Handling Overfitting

One-in-ten rule

 

In statistics, the one in ten rule is a rule of thumb for how many predictor parameters can be estimated from data when doing regression analysis (in particular proportional hazards models in survival analysis and logistic regression) while keeping the risk of overfitting low. The rule states that one predictive variable can be studied for every ten events. For logistic regression, the number of events is given by the size of the smallest of the outcome categories, and for survival analysis, it is given by the number of uncensored events.

Example

For example, if a sample of 200 patients are studied and 20 patients die during the study (so that 180 patients survive), the one in ten rule implies that two pre-specified predictors can reliably be fitted to the total data. Similarly, if 100 patients die during the study (so that 100 patients survive), ten pre-specified predictors can be fitted reliably.
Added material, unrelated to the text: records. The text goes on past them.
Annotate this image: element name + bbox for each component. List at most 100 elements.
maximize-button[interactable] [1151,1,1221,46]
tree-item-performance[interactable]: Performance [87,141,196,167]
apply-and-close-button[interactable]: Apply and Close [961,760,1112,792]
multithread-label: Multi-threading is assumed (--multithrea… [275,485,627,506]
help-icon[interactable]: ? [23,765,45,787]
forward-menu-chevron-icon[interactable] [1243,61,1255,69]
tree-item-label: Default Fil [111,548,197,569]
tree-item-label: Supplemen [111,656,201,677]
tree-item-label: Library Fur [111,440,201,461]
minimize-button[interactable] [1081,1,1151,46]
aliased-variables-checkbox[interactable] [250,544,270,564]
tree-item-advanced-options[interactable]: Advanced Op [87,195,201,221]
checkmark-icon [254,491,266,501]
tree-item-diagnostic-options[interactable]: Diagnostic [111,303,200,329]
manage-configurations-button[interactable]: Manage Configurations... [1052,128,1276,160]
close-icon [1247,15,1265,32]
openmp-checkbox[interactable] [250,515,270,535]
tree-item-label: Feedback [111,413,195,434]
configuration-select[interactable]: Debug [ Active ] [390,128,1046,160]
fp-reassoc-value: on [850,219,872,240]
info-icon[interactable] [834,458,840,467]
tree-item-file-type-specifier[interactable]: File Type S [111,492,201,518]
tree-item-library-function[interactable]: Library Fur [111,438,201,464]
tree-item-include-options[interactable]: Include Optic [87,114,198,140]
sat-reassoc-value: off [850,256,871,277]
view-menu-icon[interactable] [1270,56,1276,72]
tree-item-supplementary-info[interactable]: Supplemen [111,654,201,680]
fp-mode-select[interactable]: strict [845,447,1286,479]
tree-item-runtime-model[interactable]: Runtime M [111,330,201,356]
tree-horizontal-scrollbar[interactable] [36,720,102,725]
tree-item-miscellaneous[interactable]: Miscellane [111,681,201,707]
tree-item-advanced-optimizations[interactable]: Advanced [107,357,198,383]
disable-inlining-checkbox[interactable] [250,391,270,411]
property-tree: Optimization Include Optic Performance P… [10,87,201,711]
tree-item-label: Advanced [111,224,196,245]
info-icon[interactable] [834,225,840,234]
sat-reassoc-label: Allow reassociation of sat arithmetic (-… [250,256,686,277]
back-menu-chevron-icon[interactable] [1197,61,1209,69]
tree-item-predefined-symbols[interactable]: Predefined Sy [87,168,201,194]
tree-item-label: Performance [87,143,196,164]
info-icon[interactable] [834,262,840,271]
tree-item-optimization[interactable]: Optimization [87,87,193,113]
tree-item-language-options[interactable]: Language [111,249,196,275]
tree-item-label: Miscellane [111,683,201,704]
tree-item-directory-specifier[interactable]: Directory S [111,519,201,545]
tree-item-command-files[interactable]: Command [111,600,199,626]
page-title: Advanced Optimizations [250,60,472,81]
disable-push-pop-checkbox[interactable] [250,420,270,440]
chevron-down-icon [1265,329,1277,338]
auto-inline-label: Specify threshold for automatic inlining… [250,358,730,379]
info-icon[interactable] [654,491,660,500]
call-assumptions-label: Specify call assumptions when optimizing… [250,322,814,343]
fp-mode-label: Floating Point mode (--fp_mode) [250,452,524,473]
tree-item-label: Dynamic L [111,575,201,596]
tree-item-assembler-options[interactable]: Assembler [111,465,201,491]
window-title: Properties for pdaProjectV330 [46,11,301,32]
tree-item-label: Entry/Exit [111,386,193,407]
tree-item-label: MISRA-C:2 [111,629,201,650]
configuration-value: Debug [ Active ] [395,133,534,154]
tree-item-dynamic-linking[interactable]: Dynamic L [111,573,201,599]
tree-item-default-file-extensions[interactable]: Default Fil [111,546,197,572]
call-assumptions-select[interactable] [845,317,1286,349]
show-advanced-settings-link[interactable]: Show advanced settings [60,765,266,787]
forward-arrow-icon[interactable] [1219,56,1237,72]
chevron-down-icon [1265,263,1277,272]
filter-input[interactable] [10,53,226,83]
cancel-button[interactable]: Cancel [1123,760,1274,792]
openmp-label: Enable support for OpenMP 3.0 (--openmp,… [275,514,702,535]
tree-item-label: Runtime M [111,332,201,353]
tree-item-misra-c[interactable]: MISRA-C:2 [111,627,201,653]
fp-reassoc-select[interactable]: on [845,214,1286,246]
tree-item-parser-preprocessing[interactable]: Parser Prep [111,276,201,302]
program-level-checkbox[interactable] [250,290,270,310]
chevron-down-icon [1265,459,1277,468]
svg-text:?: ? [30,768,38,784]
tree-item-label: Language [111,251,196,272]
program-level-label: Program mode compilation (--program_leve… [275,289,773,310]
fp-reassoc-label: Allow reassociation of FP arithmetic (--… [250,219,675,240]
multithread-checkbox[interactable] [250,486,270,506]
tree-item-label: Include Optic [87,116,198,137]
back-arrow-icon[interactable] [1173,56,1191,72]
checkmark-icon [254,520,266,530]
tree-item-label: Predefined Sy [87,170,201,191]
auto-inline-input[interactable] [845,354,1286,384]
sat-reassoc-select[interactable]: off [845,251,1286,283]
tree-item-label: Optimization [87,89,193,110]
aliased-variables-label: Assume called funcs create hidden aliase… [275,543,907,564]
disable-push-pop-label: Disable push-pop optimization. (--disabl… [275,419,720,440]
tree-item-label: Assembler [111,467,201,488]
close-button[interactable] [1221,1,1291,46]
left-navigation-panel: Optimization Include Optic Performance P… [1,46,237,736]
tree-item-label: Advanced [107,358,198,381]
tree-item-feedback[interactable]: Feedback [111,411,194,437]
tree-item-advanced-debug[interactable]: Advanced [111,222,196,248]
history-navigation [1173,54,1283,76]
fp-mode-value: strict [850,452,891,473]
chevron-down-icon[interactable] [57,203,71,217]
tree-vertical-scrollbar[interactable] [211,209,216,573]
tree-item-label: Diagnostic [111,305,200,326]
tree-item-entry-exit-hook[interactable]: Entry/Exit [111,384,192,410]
If more are fitted, the rule implies that overfitting is likely and the results will not predict well outside the training data. It is not uncommon to see the 1:10 rule violated in fields with many variables (e.g. gene expression studies in cancer), decreasing the confidence in reported findings.

 

A "one in 20 rule" has been suggested, indicating the need for shrinkage of regression coefficients, and a "one in 50 rule" for stepwise selection with the default p-value of 5%.

Cross Validation

 

In normal cross-validation, say k-fold, we split the data into k equal sized chunks. Then, we randomly select k-1 chunks for training and the remaining chunk for testing the model, and we repeat this random selection k times, summing up all the outcomes.